Keep in mind that this only unlocks stuff on the host side, the guest drivers still require a license from Nvidia to work properly. The fully featured license is $150 per year per VM, or a $450 perpetual per VM + $100 per year per VM for updates/support.

I saw your note about that in one of the other threads. I still think it to be worth considering, but I likely won’t go that route. Will Nvidia even sell you those licenses without a supported card?

Most likely, unless something substantial changes in the vGPU/single card VFIO situation, I’ll setup a baremetal hypervisor of some type and host a Windows and Linux VM with passthrough and run whichever I need at the time as my desktop. Sort of like dual booting, but without needing to interrupt my other VMs, which host things like Plex, file service or DNS for the rest of the house.

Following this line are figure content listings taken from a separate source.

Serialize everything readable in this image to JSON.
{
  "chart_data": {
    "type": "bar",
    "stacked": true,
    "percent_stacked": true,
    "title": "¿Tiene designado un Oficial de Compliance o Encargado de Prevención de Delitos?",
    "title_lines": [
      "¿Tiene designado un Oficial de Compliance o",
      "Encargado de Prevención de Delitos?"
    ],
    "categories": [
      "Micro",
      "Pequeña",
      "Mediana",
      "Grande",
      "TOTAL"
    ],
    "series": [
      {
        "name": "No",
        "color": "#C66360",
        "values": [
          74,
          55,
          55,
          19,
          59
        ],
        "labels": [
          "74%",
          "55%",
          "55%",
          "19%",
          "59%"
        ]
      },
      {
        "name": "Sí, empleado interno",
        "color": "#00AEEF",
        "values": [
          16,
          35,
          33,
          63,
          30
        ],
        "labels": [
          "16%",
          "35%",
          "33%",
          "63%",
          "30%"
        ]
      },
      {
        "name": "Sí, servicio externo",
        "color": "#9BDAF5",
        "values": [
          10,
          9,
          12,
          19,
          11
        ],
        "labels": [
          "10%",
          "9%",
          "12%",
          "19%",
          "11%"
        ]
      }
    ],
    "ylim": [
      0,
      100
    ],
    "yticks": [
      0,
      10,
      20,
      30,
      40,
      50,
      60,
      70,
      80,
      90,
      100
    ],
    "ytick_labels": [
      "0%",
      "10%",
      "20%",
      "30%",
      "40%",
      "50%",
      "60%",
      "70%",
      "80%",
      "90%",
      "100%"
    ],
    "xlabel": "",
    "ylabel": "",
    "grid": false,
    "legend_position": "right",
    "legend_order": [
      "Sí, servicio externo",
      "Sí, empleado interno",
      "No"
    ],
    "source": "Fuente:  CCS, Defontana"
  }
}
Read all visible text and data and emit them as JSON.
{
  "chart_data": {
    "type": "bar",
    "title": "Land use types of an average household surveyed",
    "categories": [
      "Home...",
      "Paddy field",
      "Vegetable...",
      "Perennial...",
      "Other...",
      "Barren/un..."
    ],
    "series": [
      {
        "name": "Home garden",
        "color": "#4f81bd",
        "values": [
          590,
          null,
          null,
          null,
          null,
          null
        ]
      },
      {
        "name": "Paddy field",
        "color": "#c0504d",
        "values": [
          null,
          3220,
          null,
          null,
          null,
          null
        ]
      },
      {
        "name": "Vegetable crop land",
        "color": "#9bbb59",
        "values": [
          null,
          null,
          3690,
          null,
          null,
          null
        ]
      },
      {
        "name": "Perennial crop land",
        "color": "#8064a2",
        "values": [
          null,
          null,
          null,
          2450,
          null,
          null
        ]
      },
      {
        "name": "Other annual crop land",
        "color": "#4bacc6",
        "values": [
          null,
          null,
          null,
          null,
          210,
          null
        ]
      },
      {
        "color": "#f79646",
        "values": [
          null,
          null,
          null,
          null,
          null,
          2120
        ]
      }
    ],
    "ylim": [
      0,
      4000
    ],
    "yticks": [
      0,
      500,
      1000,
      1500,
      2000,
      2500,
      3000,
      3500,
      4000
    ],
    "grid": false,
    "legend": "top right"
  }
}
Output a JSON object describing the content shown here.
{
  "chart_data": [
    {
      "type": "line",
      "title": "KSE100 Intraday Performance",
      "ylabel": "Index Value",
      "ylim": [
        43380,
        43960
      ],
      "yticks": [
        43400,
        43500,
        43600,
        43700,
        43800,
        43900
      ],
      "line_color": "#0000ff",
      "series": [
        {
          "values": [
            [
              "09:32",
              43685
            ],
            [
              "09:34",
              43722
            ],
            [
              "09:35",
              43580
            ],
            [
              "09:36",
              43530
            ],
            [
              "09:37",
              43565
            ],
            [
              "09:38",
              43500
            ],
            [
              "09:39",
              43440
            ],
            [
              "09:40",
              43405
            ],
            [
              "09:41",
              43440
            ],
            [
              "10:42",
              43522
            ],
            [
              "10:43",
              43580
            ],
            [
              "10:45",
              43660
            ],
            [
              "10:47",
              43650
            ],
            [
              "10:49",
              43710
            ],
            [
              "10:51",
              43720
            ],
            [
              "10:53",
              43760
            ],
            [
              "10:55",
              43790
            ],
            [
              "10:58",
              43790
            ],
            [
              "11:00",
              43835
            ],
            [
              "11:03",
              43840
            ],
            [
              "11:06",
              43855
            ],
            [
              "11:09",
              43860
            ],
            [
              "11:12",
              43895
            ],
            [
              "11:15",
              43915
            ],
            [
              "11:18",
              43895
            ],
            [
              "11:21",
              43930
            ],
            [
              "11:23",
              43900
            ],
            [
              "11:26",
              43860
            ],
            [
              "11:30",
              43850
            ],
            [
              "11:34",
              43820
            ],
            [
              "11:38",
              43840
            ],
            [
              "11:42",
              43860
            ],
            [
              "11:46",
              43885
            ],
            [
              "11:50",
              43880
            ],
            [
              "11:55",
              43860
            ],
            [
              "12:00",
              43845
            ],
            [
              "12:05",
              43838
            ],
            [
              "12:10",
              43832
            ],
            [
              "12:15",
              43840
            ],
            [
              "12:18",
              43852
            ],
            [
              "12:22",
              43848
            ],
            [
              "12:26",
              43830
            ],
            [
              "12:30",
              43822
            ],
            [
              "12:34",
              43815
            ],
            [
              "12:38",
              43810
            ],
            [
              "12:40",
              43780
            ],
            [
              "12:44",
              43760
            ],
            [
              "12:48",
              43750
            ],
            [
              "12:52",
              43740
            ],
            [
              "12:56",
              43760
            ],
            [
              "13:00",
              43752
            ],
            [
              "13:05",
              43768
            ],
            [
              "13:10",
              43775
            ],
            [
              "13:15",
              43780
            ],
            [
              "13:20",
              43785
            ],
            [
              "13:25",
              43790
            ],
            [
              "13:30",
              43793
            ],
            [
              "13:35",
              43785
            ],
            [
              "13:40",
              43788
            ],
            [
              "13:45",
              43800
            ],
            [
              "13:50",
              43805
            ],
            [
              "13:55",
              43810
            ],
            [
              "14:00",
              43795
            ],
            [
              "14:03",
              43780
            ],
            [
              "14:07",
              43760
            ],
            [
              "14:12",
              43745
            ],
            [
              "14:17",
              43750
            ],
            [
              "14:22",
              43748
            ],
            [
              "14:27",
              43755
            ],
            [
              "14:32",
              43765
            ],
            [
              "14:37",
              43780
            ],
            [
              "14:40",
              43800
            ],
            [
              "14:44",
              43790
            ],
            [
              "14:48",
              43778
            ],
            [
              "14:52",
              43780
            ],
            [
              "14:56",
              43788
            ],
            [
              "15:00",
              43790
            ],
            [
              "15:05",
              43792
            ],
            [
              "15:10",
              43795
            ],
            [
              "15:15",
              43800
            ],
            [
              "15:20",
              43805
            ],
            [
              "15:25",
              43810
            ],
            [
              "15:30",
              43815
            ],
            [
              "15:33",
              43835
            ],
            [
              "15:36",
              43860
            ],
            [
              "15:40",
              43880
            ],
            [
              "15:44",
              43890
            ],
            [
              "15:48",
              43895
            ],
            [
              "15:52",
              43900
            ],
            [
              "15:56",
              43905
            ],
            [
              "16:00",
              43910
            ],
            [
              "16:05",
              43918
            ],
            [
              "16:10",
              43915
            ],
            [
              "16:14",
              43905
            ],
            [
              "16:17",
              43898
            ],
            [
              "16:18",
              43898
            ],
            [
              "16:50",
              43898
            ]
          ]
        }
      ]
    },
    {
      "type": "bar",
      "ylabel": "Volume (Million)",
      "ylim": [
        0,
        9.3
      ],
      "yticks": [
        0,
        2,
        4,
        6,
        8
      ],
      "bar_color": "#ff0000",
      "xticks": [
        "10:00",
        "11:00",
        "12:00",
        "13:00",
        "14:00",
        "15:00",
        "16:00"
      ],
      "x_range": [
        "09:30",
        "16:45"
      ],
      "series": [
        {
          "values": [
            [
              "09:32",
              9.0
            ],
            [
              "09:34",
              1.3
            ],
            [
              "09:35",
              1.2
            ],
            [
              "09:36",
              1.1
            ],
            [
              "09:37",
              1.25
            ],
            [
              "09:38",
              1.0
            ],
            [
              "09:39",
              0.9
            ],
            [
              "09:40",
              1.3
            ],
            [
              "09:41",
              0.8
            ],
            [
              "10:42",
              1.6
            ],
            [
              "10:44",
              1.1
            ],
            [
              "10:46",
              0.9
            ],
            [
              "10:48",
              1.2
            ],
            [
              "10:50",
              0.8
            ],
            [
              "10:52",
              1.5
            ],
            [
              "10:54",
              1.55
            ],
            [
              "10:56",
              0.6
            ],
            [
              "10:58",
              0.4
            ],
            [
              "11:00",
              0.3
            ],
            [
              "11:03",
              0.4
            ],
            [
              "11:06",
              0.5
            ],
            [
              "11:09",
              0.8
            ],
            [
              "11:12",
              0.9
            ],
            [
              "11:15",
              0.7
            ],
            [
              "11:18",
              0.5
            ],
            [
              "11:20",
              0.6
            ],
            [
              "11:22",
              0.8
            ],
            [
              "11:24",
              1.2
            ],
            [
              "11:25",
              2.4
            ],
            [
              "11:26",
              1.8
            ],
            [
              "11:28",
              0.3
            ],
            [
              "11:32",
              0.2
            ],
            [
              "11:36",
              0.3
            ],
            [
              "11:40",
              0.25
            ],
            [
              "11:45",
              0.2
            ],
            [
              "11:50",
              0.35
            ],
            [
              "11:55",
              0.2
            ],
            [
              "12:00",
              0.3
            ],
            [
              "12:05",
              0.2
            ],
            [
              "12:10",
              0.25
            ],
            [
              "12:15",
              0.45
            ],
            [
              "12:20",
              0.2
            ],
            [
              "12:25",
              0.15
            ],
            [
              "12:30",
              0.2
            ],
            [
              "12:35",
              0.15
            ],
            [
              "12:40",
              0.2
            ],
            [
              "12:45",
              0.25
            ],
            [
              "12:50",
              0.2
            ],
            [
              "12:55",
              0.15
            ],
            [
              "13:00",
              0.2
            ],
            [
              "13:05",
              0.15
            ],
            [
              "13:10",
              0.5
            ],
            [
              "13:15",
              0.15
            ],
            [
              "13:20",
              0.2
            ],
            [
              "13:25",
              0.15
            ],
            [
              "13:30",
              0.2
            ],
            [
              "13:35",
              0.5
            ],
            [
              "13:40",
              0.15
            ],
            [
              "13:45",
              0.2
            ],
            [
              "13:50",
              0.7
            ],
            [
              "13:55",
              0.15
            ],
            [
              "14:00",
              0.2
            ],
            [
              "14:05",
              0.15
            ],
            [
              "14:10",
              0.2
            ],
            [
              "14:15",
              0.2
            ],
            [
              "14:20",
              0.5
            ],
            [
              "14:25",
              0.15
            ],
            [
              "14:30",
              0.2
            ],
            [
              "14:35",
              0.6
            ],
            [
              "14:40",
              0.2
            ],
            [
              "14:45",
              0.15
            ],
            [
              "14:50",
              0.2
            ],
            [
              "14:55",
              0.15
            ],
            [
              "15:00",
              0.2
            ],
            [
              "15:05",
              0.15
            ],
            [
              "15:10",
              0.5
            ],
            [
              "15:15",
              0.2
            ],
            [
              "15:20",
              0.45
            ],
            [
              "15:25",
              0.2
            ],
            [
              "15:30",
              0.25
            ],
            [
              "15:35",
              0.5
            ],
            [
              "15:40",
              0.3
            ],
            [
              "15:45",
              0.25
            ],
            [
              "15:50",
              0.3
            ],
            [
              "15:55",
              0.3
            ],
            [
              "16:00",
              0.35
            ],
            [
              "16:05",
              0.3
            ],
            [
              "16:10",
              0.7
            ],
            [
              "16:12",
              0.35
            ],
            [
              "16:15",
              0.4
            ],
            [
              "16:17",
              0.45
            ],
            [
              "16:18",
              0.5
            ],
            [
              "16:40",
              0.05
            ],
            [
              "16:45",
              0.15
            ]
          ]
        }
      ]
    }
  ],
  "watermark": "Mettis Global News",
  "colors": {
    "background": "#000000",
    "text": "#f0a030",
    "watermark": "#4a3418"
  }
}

For DNS, and other networking stuff you might still want to offload those to separate devices. There’s a number of low power pfsense-ready devices you can buy which depending on your exact requirements could be a nice fit here. One Box to Rule Them All gets annoying when you can’t do stuff with it without taking everything else offline also.

That’s absolutely a fair point about DNS. I have BIND running on my pfSense appliance and I have set it up to forward my internal domain to the lab DNS servers. If I take those servers down, it may slow down resolution for everything else in the house, but it won’t break anything.

Also fellow southerner here so I get it. Part of why I suggested the mini cluster is the low power, low heat, high availability nature. It sounds like the type of development you do is less web application and more desktop/workstation oriented so I can see why that would not be a great fit for you.

I am currently running a R5 3600 on a 570x chip set w/ a RX 5700 and RX 6900 gpu’s. I am actually in the process now of setting up VM’s and PCIe pass-through so I can say its do able. But im out of PCIe lanes. My Gigabyte Aorus 570 elite lets me run 8x8 with 2 GPU’s and since they are both PCIe 4.0 I should not run into any bottle necks there. I just don’t have room for much else. I want to add a 10gb NIC and my options are limited due to available slots and lanes.

https://www.lenovo.com/us/en/think-workstations/thinkstation-p-series-tiny-/ThinkStation-P340-Tiny/p/30DFCTO1WWENUS0

I really think something like this even not clustered is going to offer you the best performance as a utility server. Again plug in a few USB HD’s and you also get file storage.

Then build a custom desktop/workstation for just work and gaming, leave all the server applications to the micro PC.